Rosenthal finds the tenure system in the big American universities such as Harvard relatively “demoralizing,” since so few researchers actually achieve the status. Researchers leave EMBL after ten years. “Not because they're kicked out,” she explains, but because they are given a decade to work in the organization. “This means that nobody is fighting to get through the eye of the needle into a tenured position, so that whole sense of trickle-down anxiety that is rife at Harvard doesn't exist at EMBL. I don't mean to sound evangelistic, but this really is an extraordinary institution.”

She retains, however, the “deepest respect, affection and nostalgia” for research in the United States. Without the financial backing that is available there through the National Institutes of Health, European science struggles. “The funding is subject to the same sorts of ebbs and flows as the national economy of that country,” Rosenthal observes. She finds it “embarrassing” how little the Italian government puts into research, and says it would be “folly” to suggest that Europe is a better place to do science than the United States, although she adds, “But I didn't really move from America to Europe, I moved from America to the EMBL.”

Within the last few months, she has been involved in the Sixth Framework Programme. This is the European Union's funding system for research, and will distribute a total budget of €17.5 billion ($17 billion) over the next four years. Rosenthal has found the mechanism irkingly different from the US procedure. “The EU has a number of initiatives that they're trying out on the scientific community that are interesting and innovative but risky.”

Unlike their NIH counterparts, EU grants are never small or individual; they cover large, integrated labs, a strategy that is intended to stimulate cooperation among the European scientific community and blur geographical boundaries. “The problem,” says Rosenthal, is that rather than announce areas of interest, “the EU decided to have the scientific community come up with suggestions as to what they should fund. They got 15,000 suggestions when they were expecting a few hundred!”

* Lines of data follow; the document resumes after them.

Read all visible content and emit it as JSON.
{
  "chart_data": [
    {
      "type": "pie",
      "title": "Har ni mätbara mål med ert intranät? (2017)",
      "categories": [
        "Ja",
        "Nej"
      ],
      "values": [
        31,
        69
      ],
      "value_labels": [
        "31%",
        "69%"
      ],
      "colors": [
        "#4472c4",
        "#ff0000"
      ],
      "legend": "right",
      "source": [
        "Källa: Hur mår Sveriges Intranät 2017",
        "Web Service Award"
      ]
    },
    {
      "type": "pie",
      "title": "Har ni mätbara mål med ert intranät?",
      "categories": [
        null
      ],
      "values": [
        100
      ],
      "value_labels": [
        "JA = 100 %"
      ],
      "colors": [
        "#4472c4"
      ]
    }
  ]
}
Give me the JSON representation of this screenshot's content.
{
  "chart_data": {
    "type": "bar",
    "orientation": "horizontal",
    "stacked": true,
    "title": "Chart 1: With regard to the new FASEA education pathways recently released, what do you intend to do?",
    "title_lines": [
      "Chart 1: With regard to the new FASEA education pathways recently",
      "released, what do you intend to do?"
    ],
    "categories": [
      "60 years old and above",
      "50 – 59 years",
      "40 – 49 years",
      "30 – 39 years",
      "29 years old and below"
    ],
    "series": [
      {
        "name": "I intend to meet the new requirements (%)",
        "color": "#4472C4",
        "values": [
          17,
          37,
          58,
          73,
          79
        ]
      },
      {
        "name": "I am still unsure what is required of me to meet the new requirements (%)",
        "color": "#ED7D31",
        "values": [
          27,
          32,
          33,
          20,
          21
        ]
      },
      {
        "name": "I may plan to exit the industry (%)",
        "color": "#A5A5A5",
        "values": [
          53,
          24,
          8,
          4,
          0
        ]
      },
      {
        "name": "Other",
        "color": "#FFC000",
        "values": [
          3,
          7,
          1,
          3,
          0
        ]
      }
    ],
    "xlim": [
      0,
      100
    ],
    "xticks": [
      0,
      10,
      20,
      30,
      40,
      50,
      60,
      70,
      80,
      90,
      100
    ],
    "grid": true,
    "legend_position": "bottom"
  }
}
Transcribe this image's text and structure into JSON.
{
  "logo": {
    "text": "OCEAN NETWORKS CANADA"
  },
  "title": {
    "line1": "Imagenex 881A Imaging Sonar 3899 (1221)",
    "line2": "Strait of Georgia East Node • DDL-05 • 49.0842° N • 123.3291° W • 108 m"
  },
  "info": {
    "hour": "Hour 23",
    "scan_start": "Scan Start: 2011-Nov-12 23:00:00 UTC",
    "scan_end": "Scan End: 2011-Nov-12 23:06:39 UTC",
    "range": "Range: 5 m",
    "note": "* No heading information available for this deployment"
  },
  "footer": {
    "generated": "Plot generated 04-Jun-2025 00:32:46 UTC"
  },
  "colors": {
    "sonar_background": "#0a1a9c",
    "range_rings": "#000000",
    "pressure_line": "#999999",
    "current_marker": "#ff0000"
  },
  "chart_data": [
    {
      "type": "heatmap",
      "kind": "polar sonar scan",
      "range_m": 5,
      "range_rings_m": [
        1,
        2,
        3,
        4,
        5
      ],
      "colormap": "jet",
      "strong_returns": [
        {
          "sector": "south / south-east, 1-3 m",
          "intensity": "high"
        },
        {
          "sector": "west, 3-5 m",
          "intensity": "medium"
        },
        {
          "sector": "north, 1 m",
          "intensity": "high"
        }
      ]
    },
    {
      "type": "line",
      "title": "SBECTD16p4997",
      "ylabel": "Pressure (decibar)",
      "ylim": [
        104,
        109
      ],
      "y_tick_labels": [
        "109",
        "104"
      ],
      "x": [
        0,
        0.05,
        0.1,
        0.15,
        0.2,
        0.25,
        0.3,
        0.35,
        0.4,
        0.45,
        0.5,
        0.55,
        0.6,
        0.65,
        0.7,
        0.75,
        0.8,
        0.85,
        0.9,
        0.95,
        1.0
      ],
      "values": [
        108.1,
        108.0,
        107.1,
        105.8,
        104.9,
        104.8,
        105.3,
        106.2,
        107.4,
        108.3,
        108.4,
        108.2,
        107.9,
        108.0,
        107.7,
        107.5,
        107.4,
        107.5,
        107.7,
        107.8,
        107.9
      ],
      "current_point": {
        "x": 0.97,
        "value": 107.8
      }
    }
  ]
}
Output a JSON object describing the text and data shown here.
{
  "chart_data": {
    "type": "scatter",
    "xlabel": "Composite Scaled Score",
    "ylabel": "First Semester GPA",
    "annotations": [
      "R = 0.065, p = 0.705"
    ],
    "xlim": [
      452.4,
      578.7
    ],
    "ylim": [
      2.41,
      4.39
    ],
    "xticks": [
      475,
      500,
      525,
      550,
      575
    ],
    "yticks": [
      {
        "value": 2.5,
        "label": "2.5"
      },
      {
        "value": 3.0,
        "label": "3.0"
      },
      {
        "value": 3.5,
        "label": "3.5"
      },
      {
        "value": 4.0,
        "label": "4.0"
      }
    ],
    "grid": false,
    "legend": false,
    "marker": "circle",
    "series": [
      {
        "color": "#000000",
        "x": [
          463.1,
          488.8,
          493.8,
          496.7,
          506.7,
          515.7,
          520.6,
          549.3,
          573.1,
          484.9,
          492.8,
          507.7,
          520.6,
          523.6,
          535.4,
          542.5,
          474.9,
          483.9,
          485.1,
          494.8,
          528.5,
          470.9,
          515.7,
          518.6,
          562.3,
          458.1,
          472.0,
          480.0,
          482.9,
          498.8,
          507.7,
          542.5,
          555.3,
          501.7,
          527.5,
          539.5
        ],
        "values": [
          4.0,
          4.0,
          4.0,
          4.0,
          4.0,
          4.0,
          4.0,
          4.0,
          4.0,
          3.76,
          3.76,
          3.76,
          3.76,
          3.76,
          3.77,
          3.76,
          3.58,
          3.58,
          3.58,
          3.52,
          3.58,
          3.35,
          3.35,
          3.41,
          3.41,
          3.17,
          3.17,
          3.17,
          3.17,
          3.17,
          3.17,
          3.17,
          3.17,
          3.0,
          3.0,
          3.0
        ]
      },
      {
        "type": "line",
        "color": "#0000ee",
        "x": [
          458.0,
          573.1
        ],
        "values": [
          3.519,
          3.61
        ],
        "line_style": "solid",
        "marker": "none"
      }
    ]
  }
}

She joined a life-sciences review team brought in to look at 100 suggestions at a time. Eventually a few ideas were selected. The problem now is that researchers are hastily trying to configure themselves into groups that can bid in the selected grant areas. “For instance, one of the priorities is cardiovascular research. Now I have to find out who I can join. I make lots of phone calls. It's who you know and word of mouth.”

It's “regrettable”, she says, that the European Union has decided to “completely ignore the good working grant system established in America.” But the “good news” comes back to that sense of community that she finds so important to her work: “I'm getting to know a lot of European colleagues. Collaboration is the name of the game here and it's not the case in America.”